En 2022, le maire de Carnac, Olivier Lepick, également président de Paysages de Mégalithes qui porte le projet de classement UNESCO, avait d'ailleurs exprimé sa stupéfaction et son inquiétude devant la solution choisie par RTE : « C'est surprenant de la part de l'État. Ils connaissent le projet d'inscription des mégalithes. Ce n'est pas possible que l'atterrage passe au milieu de notre zone, car c'est mettre en grande difficulté notre dossier. C'est d'autant plus curieux, qu'ils nous ont toujours garanti qu'ils contourneraient la zone ». (Le Télégramme, À Carnac, le projet d'éoliennes flottantes va-t-il faire de l'ombre aux menhirs ? 18 novembre 2022)

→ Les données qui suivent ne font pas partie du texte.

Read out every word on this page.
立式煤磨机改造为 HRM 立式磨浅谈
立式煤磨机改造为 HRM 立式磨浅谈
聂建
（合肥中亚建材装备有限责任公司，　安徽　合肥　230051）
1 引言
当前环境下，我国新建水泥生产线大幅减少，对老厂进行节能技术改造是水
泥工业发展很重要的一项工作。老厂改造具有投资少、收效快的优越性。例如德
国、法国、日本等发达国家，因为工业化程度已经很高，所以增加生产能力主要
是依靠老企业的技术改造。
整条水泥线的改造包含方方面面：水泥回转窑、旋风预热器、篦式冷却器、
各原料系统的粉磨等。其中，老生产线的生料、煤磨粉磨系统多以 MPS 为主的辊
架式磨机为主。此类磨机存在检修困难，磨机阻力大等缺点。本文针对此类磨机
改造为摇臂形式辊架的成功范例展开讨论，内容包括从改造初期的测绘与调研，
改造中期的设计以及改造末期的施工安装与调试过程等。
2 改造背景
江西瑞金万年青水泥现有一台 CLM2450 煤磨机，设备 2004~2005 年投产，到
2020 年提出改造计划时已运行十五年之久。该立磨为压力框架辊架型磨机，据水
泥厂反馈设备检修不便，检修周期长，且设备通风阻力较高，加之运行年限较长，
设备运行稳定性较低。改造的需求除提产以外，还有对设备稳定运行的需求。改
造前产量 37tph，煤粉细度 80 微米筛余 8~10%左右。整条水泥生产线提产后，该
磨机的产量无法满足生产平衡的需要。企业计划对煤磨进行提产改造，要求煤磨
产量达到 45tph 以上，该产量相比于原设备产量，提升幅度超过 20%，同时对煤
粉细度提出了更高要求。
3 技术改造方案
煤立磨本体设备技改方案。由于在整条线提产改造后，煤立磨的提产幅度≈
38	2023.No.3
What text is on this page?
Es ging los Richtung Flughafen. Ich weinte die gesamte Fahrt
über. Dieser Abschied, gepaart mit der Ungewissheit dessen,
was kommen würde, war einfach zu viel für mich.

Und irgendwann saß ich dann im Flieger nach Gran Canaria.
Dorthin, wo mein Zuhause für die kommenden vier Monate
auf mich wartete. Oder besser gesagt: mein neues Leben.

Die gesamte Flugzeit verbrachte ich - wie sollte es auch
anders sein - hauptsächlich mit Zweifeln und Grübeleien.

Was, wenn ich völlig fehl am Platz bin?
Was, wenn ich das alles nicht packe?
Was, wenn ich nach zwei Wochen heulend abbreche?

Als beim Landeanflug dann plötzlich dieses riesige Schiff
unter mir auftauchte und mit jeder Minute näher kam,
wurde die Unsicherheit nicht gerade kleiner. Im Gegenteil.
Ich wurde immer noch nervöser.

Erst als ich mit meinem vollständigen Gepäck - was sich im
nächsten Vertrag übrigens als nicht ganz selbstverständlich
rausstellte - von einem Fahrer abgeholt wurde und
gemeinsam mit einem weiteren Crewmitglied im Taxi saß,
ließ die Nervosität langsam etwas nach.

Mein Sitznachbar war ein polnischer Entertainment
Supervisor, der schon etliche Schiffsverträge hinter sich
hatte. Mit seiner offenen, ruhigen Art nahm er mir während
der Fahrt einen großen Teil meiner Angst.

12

En effet, RTE est revenu sur ses engagements initiaux de passer le long de la voie ferrée vers Quiberon (le « tire-bouchon ») qui, au moins pour la partie terrestre du raccordement, ne posait pas de problème. RTE y a semble-t-il renoncé parce que, à l'époque du choix du faisceau « de moindre impact », il existait alors des incertitudes sur les travaux que la SNCF devait accomplir- et sur la pérennité même de la voie ferrée - un remplacement possible par des bus était évoqué. Le tire-bouchon était menacé de disparition à l'horizon 2027, mais, au contraire, il a finalement été choisi de le moderniser avec pour objectif à terme, d'étendre le fonctionnement de la ligne sur toute l'année. Les travaux SNCF débuteront en 2026, cf. le Tire-Bouchon est sauvé, lien. Cette solution redevient donc possible, en même temps que les travaux SNCF. Il serait inconcevable que le choix finalement imposé par RTE au mépris de ses engagements initiaux mette en péril le classement UNESCO des mégalithes de Carnac et des rives du Morbihan.

Entre les mégalithes et les éoliennes, PIEBÎEM choisit résolument les mégalithes

Qu'il s'agisse de la covisibilité de sites mégalithiques prestigieux et spécifiquement inclus dans la demande de classement ou du passage du raccordement à travers le champ mégalithique d'Erdeven, c'est en fait une forme de mépris qu'on pensait révolu vis-à-vis de ce passé mégalithique si unique et encore si mystérieux, qui resurgit ; c'est la banalisation d'atteintes à un patrimoine historique et culturel caractéristique de l'identité même de la Bretagne ; c'est une forme de profanation tranquille et assumée d'un lieu d'histoire, de culte et de mémoire sans équivalent - imagine-t-on des éoliennes visibles du château de Versailles et un raccordement à travers son parc ? Il n'y a aucune justification à cela, et surtout pas des projets éoliens d'intérêt climatique nul voire négatif en France, dangereux pour la sécurité d'alimentation électrique, ravageurs pour nos paysages littoraux et leur riche biodiversité et économiquement non soutenables.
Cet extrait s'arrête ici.